Within 2 months, my blotchy, acne-prone skin turned smooth and even-toned. I no longer have to wear foundation. Clogged pores and blemishes rarely surface and I can get away with only concealer under my eyes.

7 out of 7 people found this review helpful.

on 5/3/2015 9:07:00 PM

Age: 36-43

Skin: Normal, Medium, Neutral

Hair: Brunette, Straight, Fine

Eyes: Green

Ive finally figured out the best DIY C recipe yet for my skin. Very very happy. Ive been using it for a month and my serum has not turned yellow yet.
What i do is I take Cerave moisturizer, and Nuskin Na PCA (ingredients: Water (Aqua), Butylene Glycol, Glycerin, Aloe Barbadensis Leaf Juice, Sodium PCA, Sodium Hyaluronate, Fructose, Glycine, Inositol, Lactic Acid, Niacinamide, Urea, PPG-5-Ceteth-20, Sodium Lactate, Citric Acid, Disodium EDTA, Phenoxyethanol, Chlorphenesin, Sodium Benzoate)... I mix these two together with L-ascorbic acid crystals by shaking everything in a Yves Rocher facial serum bottle (a serum i used once and just happened to keep the empty bottle).

The preservatives in the NUSKIN solution keep the vitamin C much longer. I store it in a cool place (my bathroom is always freezing).

I have been complimented on my complexion a lot ever since using this solution. My results have been remarkable. My skin has a really dewy glow to it, and I use it once a day. This works as well if not better than the La Roche Posay C serum that I used to use... And that stuff is fantastic!

Finding the Nuskin stuff was a total game changer. Both the Cerave and the Nuskin are reasonably priced and will last me a very long time for the purpose of making this C serum. I love doing it this way... it doesnt require constantly making new stuff all the time because it lasts! Its super easy. And the Nuskin has everything I need... its got HA, Niacinamide, and Napca. The Cerave has ceramides.
Ive read that niacin and C shouldnt be put together in one serum (because of different PH's, the Niacin will supposedly immediately oxidize the vitamin c (turning it yelllow instantly) rendering both useless)... But honestly, this recipe is working very well for me, and I will keep doing it. The results have been way too good. As I said before, my serum still has not turned yellow and its been a month. Go figure.

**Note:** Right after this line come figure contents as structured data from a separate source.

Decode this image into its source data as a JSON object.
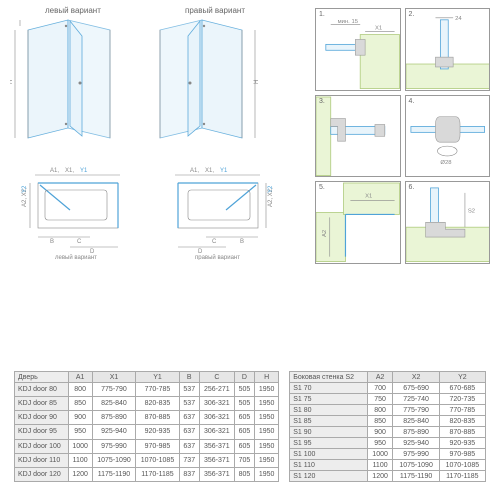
{
  "labels": {
    "left_variant": "левый вариант",
    "right_variant": "правый вариант",
    "dim_A1": "A1",
    "dim_X1": "X1",
    "dim_Y1": "Y1",
    "dim_A2": "A2",
    "dim_X2": "X2",
    "dim_Y2": "Y2",
    "dim_B": "B",
    "dim_C": "C",
    "dim_D": "D",
    "dim_H": "H",
    "detail1": "1.",
    "detail2": "2.",
    "detail3": "3.",
    "detail4": "4.",
    "detail5": "5.",
    "detail6": "6.",
    "min15": "мин. 15",
    "d24": "24",
    "d28": "Ø28"
  },
  "table1": {
    "headers": [
      "Дверь",
      "A1",
      "X1",
      "Y1",
      "B",
      "C",
      "D",
      "H"
    ],
    "rows": [
      [
        "KDJ door 80",
        "800",
        "775-790",
        "770-785",
        "537",
        "256-271",
        "505",
        "1950"
      ],
      [
        "KDJ door 85",
        "850",
        "825-840",
        "820-835",
        "537",
        "306-321",
        "505",
        "1950"
      ],
      [
        "KDJ door 90",
        "900",
        "875-890",
        "870-885",
        "637",
        "306-321",
        "605",
        "1950"
      ],
      [
        "KDJ door 95",
        "950",
        "925-940",
        "920-935",
        "637",
        "306-321",
        "605",
        "1950"
      ],
      [
        "KDJ door 100",
        "1000",
        "975-990",
        "970-985",
        "637",
        "356-371",
        "605",
        "1950"
      ],
      [
        "KDJ door 110",
        "1100",
        "1075-1090",
        "1070-1085",
        "737",
        "356-371",
        "705",
        "1950"
      ],
      [
        "KDJ door 120",
        "1200",
        "1175-1190",
        "1170-1185",
        "837",
        "356-371",
        "805",
        "1950"
      ]
    ]
  },
  "table2": {
    "headers": [
      "Боковая стенка S2",
      "A2",
      "X2",
      "Y2"
    ],
    "rows": [
      [
        "S1 70",
        "700",
        "675-690",
        "670-685"
      ],
      [
        "S1 75",
        "750",
        "725-740",
        "720-735"
      ],
      [
        "S1 80",
        "800",
        "775-790",
        "770-785"
      ],
      [
        "S1 85",
        "850",
        "825-840",
        "820-835"
      ],
      [
        "S1 90",
        "900",
        "875-890",
        "870-885"
      ],
      [
        "S1 95",
        "950",
        "925-940",
        "920-935"
      ],
      [
        "S1 100",
        "1000",
        "975-990",
        "970-985"
      ],
      [
        "S1 110",
        "1100",
        "1075-1090",
        "1070-1085"
      ],
      [
        "S1 120",
        "1200",
        "1175-1190",
        "1170-1185"
      ]
    ]
  },
  "colors": {
    "glass": "#e8f4fb",
    "glass_stroke": "#4fa3d8",
    "wall": "#eaf5d6",
    "gray": "#d9d9d9",
    "line": "#888"
  }
}
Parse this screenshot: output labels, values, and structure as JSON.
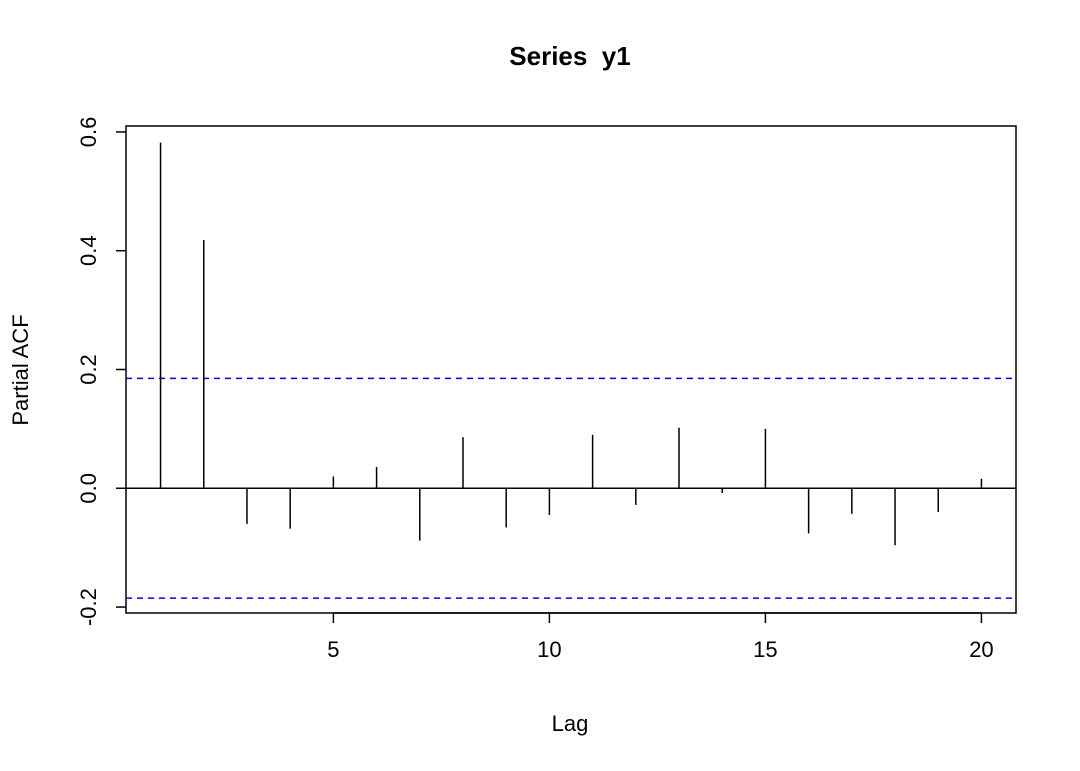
{
  "chart_data": {
    "type": "bar",
    "title": "Series  y1",
    "xlabel": "Lag",
    "ylabel": "Partial ACF",
    "x": [
      1,
      2,
      3,
      4,
      5,
      6,
      7,
      8,
      9,
      10,
      11,
      12,
      13,
      14,
      15,
      16,
      17,
      18,
      19,
      20
    ],
    "values": [
      0.582,
      0.418,
      -0.06,
      -0.068,
      0.02,
      0.036,
      -0.088,
      0.086,
      -0.066,
      -0.045,
      0.09,
      -0.028,
      0.102,
      -0.008,
      0.1,
      -0.076,
      -0.043,
      -0.096,
      -0.04,
      0.016
    ],
    "confidence_bounds": [
      0.185,
      -0.185
    ],
    "xlim": [
      0.2,
      20.8
    ],
    "ylim": [
      -0.21,
      0.61
    ],
    "x_ticks": [
      5,
      10,
      15,
      20
    ],
    "y_ticks": [
      -0.2,
      0.0,
      0.2,
      0.4,
      0.6
    ],
    "x_tick_labels": [
      "5",
      "10",
      "15",
      "20"
    ],
    "y_tick_labels": [
      "-0.2",
      "0.0",
      "0.2",
      "0.4",
      "0.6"
    ],
    "grid": false,
    "bar_color": "#000000",
    "bound_color": "#0000ee"
  }
}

15 out of 20 people found this review helpful.

on 4/28/2015 10:22:00 AM

Age: 44-55

Skin: Combination, Other, Not Sure

Hair: Brown, Other, Other

Eyes: Blue

I'll join the raves and agree with everyone here that DIY Vit C serum is cheap, easy and I'm liking the results. Most difficult part is getting the PH right. Should be below 3.5 or at 3 to be ideal. Too low and is harsh, too high and doesn't work because won't penetrate the skin. I make 20% formula from a recipe found on reddit and all ingredients together usually end up ph 2, so I raise with a touch of baking soda (and I mean a tiny amount, less than 1/8 tsp) to ph 3. The Lotioncrafter ultra fine Vit C crystals are a must, because otherwise takes forever for the Vitamin C to dissolve, and their PH test strips are cheap and easy. I also bought the NOW glycerin and dark bottle (at Wholefoods). My serum lasts about a week before begins to oxidize.

6 out of 6 people found this review helpful.